Вторая часть батальона под командованием капитана Храмова, приставшего к батальону с сотней своих бойцов, вырвавшихся из окружения в районе Орши, обложила ремонтные мастерские и армейские склады на окраине городка. Там уже стояло два десятка отремонтированных танков и бронемашин в ожидании фронтовых экипажей.

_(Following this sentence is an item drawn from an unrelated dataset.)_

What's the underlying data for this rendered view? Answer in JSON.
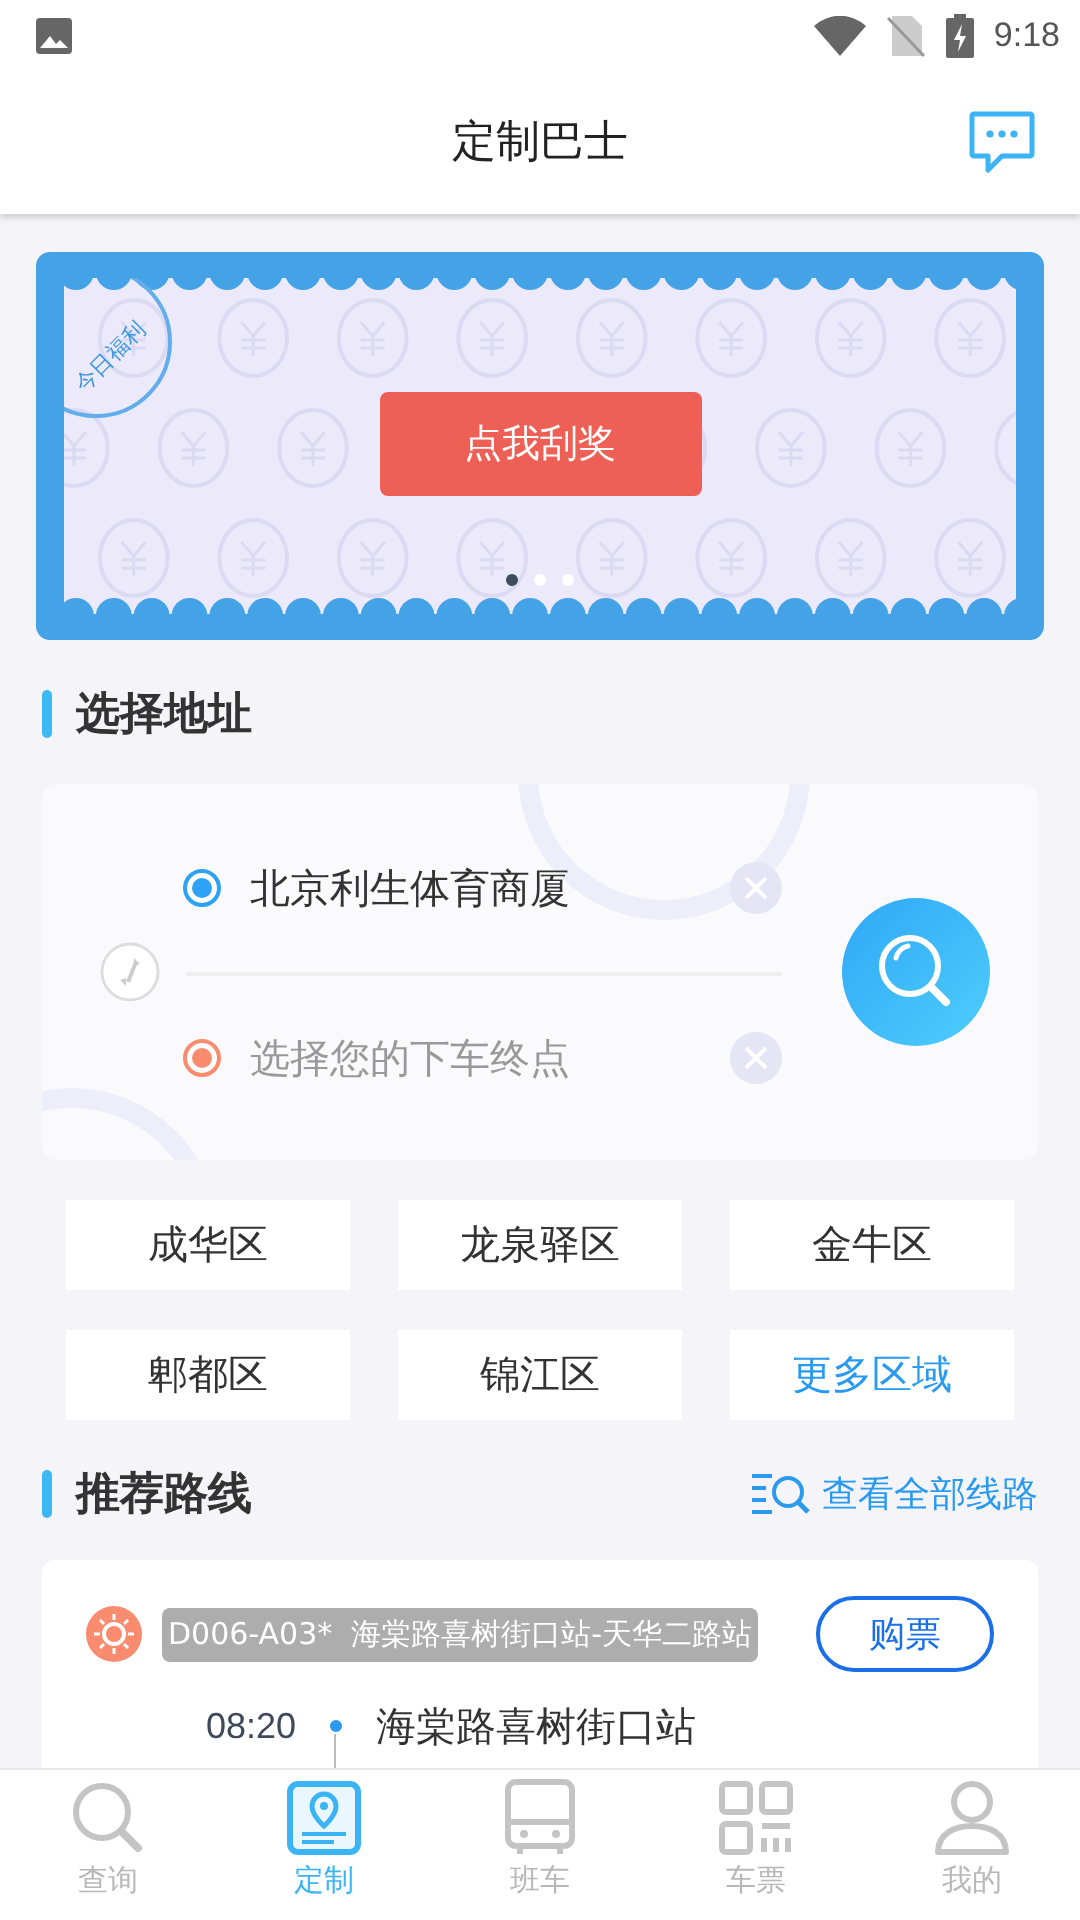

В группу Храмова были отобраны все, кто умел водить танки и стрелять из пушек. Таких, как ни странно, набралось почти полторы сотни человек. Танки решили захватить, заправить горючим, боеприпасами и использовать их в качестве тарана при движении следом за тыловыми колоннами немцев. Был, разумеется, большой риск, что неподготовленные экипажи плохо справятся со своей задачей, что они могут перепутаться и побить сами себя, но как бы там ни было, при любом раскладе вреда немцам нанесут больше в качестве танкистов, чем обыкновенных пехотинцев.

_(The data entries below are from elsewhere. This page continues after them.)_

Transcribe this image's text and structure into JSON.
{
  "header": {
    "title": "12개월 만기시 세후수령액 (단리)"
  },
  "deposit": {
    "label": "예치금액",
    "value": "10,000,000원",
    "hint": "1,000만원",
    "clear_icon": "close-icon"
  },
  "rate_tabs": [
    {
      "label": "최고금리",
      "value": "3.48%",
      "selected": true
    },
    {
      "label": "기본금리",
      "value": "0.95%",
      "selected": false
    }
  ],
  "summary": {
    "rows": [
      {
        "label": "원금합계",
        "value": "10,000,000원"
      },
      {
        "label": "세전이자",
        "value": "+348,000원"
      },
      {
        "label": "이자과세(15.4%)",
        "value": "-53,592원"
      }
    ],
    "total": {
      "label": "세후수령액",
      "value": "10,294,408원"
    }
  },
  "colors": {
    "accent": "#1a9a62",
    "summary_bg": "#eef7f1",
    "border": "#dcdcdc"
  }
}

Еще две небольшие группы должны захватить бензовозы, скопившиеся на северной окраине, и кирпичный завод, где был устроен склад боеприпасов, а также грузовики при этих складах.
На разработку операции по захвату города и уничтожению ее гарнизона ушло не более двух часов. Это был даже и не план, требующий детального изучения противника, местности и элементарной подготовки личного состава для действий в условиях незнакомого города, а импровизация, основанная на риске, инициативе командиров и надежде на удачу. Собственно, Матов и остальные командиры, поддержавшие его решение атаковать город, если и рисковали, то лишь тем, что могли нарваться — в результате несогласованных и неумелых действий отдельных групп — на сильную оборону противника, потерять больше людей, чем в более благоприятных обстоятельствах, и не нанести врагу большего урона, чем они рассчитывали в результате своей атаки. Но другого способа воевать в тылу врага они не знали, в училищах и академиях этому не учили, а без боя нет опыта, нет умения и уверенности в своих силах.

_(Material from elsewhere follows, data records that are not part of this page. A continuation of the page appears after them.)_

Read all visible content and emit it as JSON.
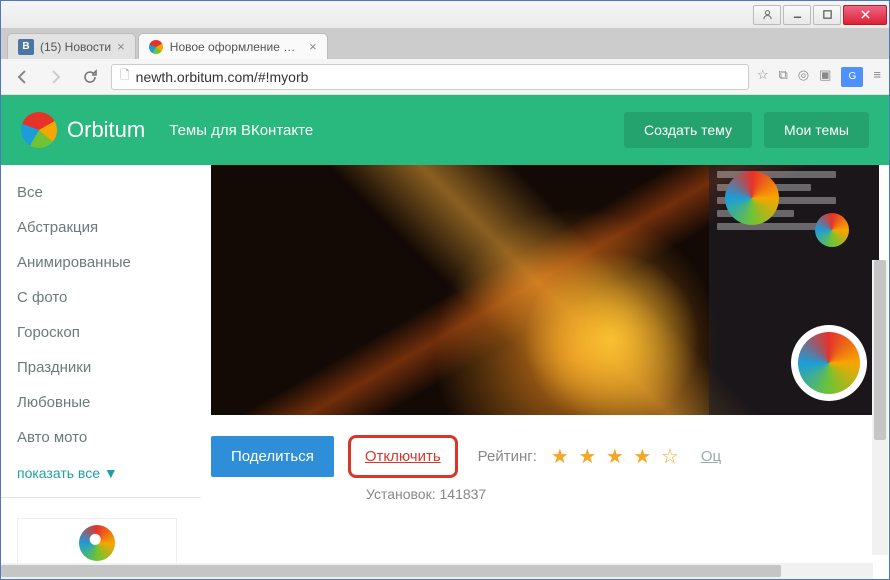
{
  "tabs": [
    {
      "label": "(15) Новости",
      "favicon": "vk"
    },
    {
      "label": "Новое оформление ВКон",
      "favicon": "orbitum"
    }
  ],
  "address_bar": {
    "url": "newth.orbitum.com/#!myorb"
  },
  "header": {
    "brand": "Orbitum",
    "subtitle": "Темы для ВКонтакте",
    "create_btn": "Создать тему",
    "my_themes_btn": "Мои темы"
  },
  "sidebar": {
    "categories": [
      "Все",
      "Абстракция",
      "Анимированные",
      "С фото",
      "Гороскоп",
      "Праздники",
      "Любовные",
      "Авто мото"
    ],
    "show_all": "показать все ▼"
  },
  "theme": {
    "share_btn": "Поделиться",
    "disable_link": "Отключить",
    "rating_label": "Рейтинг:",
    "rating_value": 4,
    "rating_max": 5,
    "review_link": "Оц",
    "installs_label": "Установок:",
    "installs_count": "141837"
  }
}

— В любом случае, — говорил Матов, подводя итог совещанию командиров батальона, — мы свяжем атакой центр города, а в это время будут захвачены мастерские и склады с продовольствием и оружием. Если нам не удастся использовать отремонтированные танки и машины, мы их взорвем, а мастерские уничтожим. — Помолчал немного и решительно добавил: — Вместе с ремонтниками.
Кто-то возразил:
— Может, они подневольные.
— Нам некогда разбираться, кто они и как там оказались. Если же найдутся такие, кто добровольно перейдет на наше сторону, тогда… что ж, тогда посмотрим.
— А госпиталь?
— Сжечь! — произнес Матов сквозь зубы. И добавил: — Око за око, зуб за зуб. Только так и не иначе. Не мы навязали им такую войну, так пусть они получат полной мерой.
Никто не возразил.
Полчаса на инструктаж, и еще в темноте роты и отдельные группы выдвинулись на исходные позиции для атаки. У каждого отделения, взвода и роты своя ограниченная местом и временем задача. Строжайше приказано не курить, не разговаривать, не кашлять, не шуметь при движении. Снаряжение подогнано, чтобы ничего не гремело и не бренчало. Гранатометчики, которые должны вплотную приблизиться к объектам своего удара, обмотали подошвы сапог и ботинок тряпками, залегли в палисадниках и садочках, за оградами и плетнями. Собак, каких немцы не постреляли в первый же день оккупации Красного, жители прилегающих к площади улиц убрали в дома, чтобы не брехали, так что с этой стороны скрытность сосредоточения была обеспечена. Местных же использовали в качестве проводников по дворам и закоулкам.
Конечно, не обошлось кое-где без шума, но шум этот не был длительным и вызывающим подозрение. Во всяком случае, среди немцев, заселивших центр городка, он переполоха не вызвал. А патрулей ночью выявили всего два, каждый из трех человек: они ходили через площадь по Советской улице туда и обратно навстречу друг другу, встречаясь практически в одном и том же месте — напротив школы.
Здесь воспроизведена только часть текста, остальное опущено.